Erdoğan’s stance on Egypt backfires
Prime Minister Recep Tayyip Erdoğan enjoys the admiration of his Islamist grassroots followers because of his unwavering support for the Muslim Brotherhood in Egypt, and his harsh remarks about the coup that ousted democratically elected President Mohammed Morsi. It was his latest remarks which prompted the military installed government in Cairo to expel the Turkish ambassador, and downgrade diplomatic ties with Ankara.
Fine as Erdoğan’s remarks may appear to some, it is hard to argue that allowing ties with a key regional country to decline, especially at a time of important developments in the Middle East, is a diplomatic success.
Clearly recognizing this President Abdullah Gül, the first to comment on the matter, declared the situation that has arisen with Egypt to be “temporary.” Maintaining that Turkey and Egypt are “halves of the same apple in the eastern Mediterranean,” Gül expressed his hope that ties between the two countries will be on track again soon.
Foreign Minister Ahmet Davutoğlu for his part told reporters in Bahrain during a visit that Turkey’s intention was never to interfere in Egypt’s domestic affairs – the accusation leveled at Ankara by Cairo.
“We do not support any party in Egypt” he said, adding that Turkey’s position “merely indicated Turkey’s respect for the choice of the Egyptian people.”
Erdoğan however, as someone who has little love for diplomatic subtleties, was less contrite and said, when asked about Cairo’s decision, that he said he would maintain his position on Egypt throughout his political career. This is the kind of remark his supporters love to hear because they appear to represent a principled stance.
But is that the case? For it to be so Erdoğan has to be consistent. In August Turkey recalled its ambassador to Cairo to protest the massacre of Muslim Brotherhood supporters. This appeared principled at the time. Egypt responded in kind and recalled its ambassador.
Three weeks later Ankara sent its ambassador back even though nothing had changed on the ground. Cairo however did not and its message was clear. While Turkey was forced to send back its ambassador due its interests in the region, Egypt did not have such qualms and would stand firm.
If Erdoğan was sincere about the situation in Egypt, Turkey should not have sent its ambassador back. It should also have been the side to downgrade ties, the way it did with Israel. But it did not do so and therefore Egypt today appears a step ahead in the diplomatic chess game.
Cairo also has concrete reasons for feeling confidant against Turkey, which is ostensibly an important country in the region. Egypt’s military rulers know that they have the support of all the Sunni powers in the Middle East, starting with Saudi Arabia.
Meanwhile the U.S. and Russia have shown that they are prepared to work with the present Egyptian government. Both countries sent their foreign ministers to Cairo recently. In the end Turkey turned out to be the only regional country that condemned the Egyptian military in the way it did.
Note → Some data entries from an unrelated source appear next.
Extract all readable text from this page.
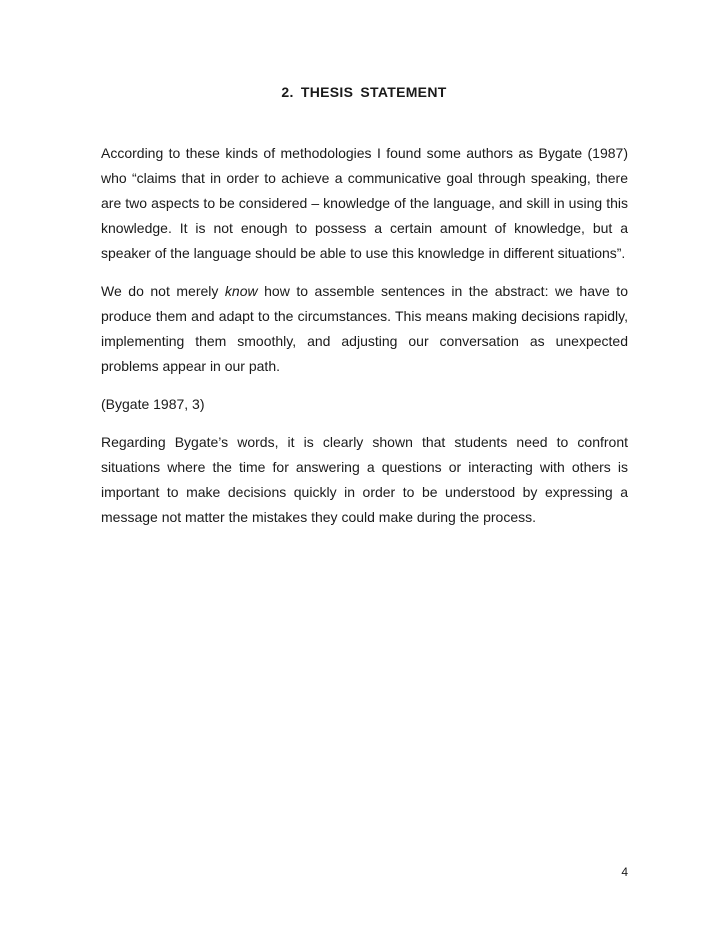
2. THESIS STATEMENT

According to these kinds of methodologies I found some authors as Bygate (1987) who “claims that in order to achieve a communicative goal through speaking, there are two aspects to be considered – knowledge of the language, and skill in using this knowledge. It is not enough to possess a certain amount of knowledge, but a speaker of the language should be able to use this knowledge in different situations”.

We do not merely know how to assemble sentences in the abstract: we have to produce them and adapt to the circumstances. This means making decisions rapidly, implementing them smoothly, and adjusting our conversation as unexpected problems appear in our path.

(Bygate 1987, 3)

Regarding Bygate’s words, it is clearly shown that students need to confront situations where the time for answering a questions or interacting with others is important to make decisions quickly in order to be understood by expressing a message not matter the mistakes they could make during the process.

4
All of this is happening at a time when Turkey is trying to break out of its regional isolation due to a series of miscalculations by the Erdoğan government concerning the Middle East. Its fresh approach to ties with Iraq and Iran show this.
The latest deal with Iran, on the other hand, shows the region is ripe for extraordinary developments. How much headway Ankara can make as an important player in the Middle East with its ties with Egypt – not to mention its ties with Israel - in the doldrums is however questionable.
Erdoğan should stop trying to promote his Islamist agenda internationally, and try instead, in the same cold-blooded manner of most countries, to promote the interests of Turkey. He would be doing more service to his country in the long run if he does this, whatever short term political gains his firebrand position on a host of international issues may be bringing him.